Commenting on ChrisAn's reliability posting because he BlogX'ed himself into a no comment corner
This'll be an interesting post because I can talk about more than one thing. First, ChrisAn added some new features to his blogging engine and either turned off comments using the handy config option, or his security word feature simply isn't working. http://www.simplegeek.com/permalink.aspx/f085404d-00e3-47b4-be83-c73a682bc1f3. Now he also posted something I'm even more interested in, the picture of the CLR reliability story. Been talking about this a lot lately and I had the following comments that I wanted to post on Chris's blog, but I'll do it here and he can follow the link. Here is his original posting http://www.simplegeek.com/permalink.aspx/1cdd3f95-bc89-4bfb-8a80-8ff66b6b1c7e, and here are the comments I was trying to make. The comment starts off weird, because I'm redirecting his question of, “What should the component do“.
No, what is the platform to do. If you need a 5 nines reliability platform, then you allow for that type of platform to exist. Mark enough pages to gracefully shut-down an appication when in a particular mode or use the extra pages to gracefully exit a soft OOM (by soft, I mean not entirely real because we actually have pages we are sparing). As the platform you have the power to allocate a special region just for this type of usage.

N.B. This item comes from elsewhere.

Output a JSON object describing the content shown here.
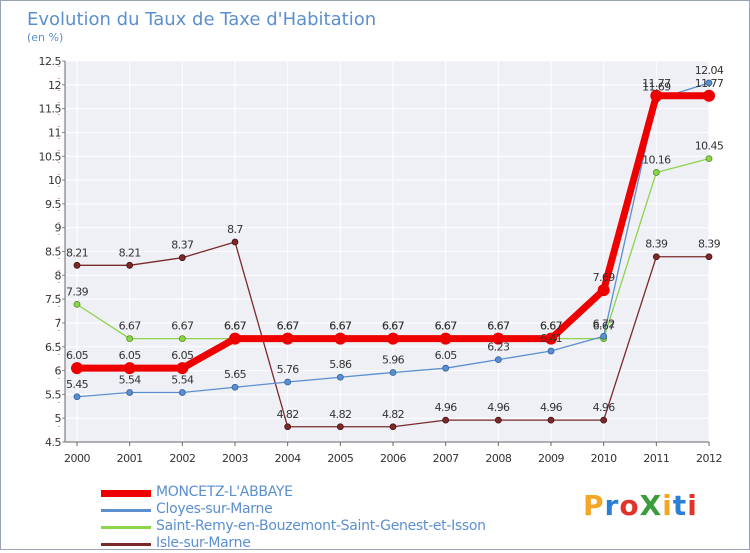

I think as the developer, I should also get an opportunity to mark pages for this reason. I might mark a single page, so that I can open a new file handle and write out some save data while I'm gracefully crashing.
I guess large platform changes are out of the question though, even though CER regions were created. Wiping your butt with tree leaves is going out of style though, so maybe we'll get some toilet paper soon enough ;-)
I think what I hit on above is actually pretty interesting. Within the realms of the CLR, all memory allocations controlled by the CLR itself. They have a managed heap, their own private place to store information. They normally control this region, but others can walk over it using API calls. Barring users munging the managed heap, I think the ability to mark pages for use in special circumstances would be a great idea. Mark say 4k of memory that can be used to allocate enough objects to walk out of an OOM. I pose this in two parts really.
Part 1 - The CLR Tear-down mode: The CLR tear-down mode is when a really solid OOM is on the table and the CLR has to gracefully shut-down or recover. In a normal OOM, the CLR can't allocate any more memory. With the new concept of a reserved region, the CLR can now allocate memory as it steps out of the OOM, possibly granting more abilities to the GC because the GC can allocate special trees for storing compaction data, or whatever it might need.
Part 2 - The Developer Tear-down mode: If theygive the ability to the CLR, I want it as well. Word currently has a feature where they save off your file every now and then in the case your computer tanks on you somehow. This could be a Word crash, or the power going out, or you forgetting to save before walking away from your laptop while on battery. The developer tear-down mode is similar to this, but it says the following, You are being torn-down and the process is being exited, use the 4K of memory you specially allocated so you can save your settings and come back up fighting.
I'd assume the types of things you can do in this mode would be highly restrictive so that you don't just throw the machine into another OOM by calling say some property to get state that in turn allocates a huge representation tree. I'd be happy if the entire process was just a service of the CLR, maybe with me marking some special objects that are guaranteed to be serialized in the case of such an event. In later events, as the CLR invades the OS more and more it could start to take advantage of the various reliability hardware that exists. Taking events and signals from power devices in order to ensure state gets saved, or maybe even storing state into a persistent memory device if it exists on the machine. Starts to give you more options.